Are the markets finally reacting to unrest overseas, from Syria to Ukraine to Hong Kong? Or perhaps
they are now truly concerned that China’s breakneck economic growth is slowing. Or maybe equities
have just reached valuations in this post financial crisis bull market at which investors are more
discriminating with new purchases. The answer is likely all of the above and more. While I know
volatile markets are unpleasant for most investors, I like nothing better. My assessment of the value of
our companies is based on many years of future cash flows, and those have not changed.

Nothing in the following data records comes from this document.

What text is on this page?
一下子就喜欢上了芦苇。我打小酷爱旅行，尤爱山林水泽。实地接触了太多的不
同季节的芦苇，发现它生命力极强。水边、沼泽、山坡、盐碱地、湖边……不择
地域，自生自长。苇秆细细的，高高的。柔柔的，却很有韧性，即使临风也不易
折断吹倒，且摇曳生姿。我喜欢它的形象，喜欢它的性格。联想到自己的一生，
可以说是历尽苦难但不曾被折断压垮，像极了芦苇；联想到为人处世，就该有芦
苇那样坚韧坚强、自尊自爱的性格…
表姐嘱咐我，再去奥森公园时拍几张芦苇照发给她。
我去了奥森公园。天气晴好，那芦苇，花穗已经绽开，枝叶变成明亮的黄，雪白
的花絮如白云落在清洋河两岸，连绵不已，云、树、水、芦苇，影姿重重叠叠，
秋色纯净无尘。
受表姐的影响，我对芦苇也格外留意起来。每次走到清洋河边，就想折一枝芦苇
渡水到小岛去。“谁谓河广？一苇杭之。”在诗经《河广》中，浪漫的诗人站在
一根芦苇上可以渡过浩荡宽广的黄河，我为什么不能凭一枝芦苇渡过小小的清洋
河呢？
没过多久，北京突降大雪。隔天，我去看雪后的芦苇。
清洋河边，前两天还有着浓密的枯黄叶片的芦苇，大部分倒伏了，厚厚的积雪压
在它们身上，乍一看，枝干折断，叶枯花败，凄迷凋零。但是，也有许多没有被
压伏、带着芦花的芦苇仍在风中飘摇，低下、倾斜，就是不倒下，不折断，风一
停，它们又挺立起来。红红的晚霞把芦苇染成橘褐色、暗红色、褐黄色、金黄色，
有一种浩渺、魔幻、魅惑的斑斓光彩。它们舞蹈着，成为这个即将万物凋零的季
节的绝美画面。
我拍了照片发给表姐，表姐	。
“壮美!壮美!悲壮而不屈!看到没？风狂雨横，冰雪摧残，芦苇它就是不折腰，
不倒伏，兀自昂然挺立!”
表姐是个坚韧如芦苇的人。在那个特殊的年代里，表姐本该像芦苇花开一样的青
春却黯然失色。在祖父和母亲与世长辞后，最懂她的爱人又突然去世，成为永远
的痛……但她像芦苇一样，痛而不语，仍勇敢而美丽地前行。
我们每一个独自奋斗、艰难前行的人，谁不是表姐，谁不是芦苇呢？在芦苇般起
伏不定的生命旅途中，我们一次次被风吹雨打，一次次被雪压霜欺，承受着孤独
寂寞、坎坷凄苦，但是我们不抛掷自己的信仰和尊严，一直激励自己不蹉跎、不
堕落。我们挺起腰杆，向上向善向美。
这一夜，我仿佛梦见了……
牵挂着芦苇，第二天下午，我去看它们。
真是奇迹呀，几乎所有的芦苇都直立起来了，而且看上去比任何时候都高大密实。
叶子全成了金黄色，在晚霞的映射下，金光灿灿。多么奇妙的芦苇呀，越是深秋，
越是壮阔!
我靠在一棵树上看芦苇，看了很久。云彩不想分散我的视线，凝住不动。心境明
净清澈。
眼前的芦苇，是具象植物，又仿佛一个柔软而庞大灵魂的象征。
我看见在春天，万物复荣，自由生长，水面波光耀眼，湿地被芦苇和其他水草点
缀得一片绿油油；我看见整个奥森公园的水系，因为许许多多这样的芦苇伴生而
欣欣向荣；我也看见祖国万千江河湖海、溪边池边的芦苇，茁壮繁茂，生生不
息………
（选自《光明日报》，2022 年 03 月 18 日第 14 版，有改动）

Volatile
markets just provide me the chance to buy more shares of those companies for you at lower prices.
In conjunction with the following returns data, please read the important disclosures at the end of this letter.
(through 09/30/2014)
3Q
2014
YTD
2014
Trailing
5 Years
Since
Inception
CAGR*
Since Inception
(01/01/2008)
(01/01/2008)
MEMI (net of fees)
-1.12%
13.44%
115.83%
96.73%
10.09%
S&P 500
1.13%
8.34%
107.30%
55.76%
6.78%
Difference
-2.25%
5.10%
8.53%
40.97%
3.31%
Total Returns
*Compound Annual Growth Rate
About M. E. Miller Investors (MEMI)
I founded MEMI in 2007 to manage an equity portfolio of 10-20 long-term holdings. My mission
is to provide superior long-term, after-tax equity returns to patient investors. I seek to invest in
companies with large growth opportunities and particularly resilient business models that allow
those companies to earn outsized returns on capital for many years. I am a traditional investor – I
do not short stocks, use options or other derivatives, or charge performance fees. I believe that a
long time horizon, good judgment, and an even temperament are the keys to successful investing.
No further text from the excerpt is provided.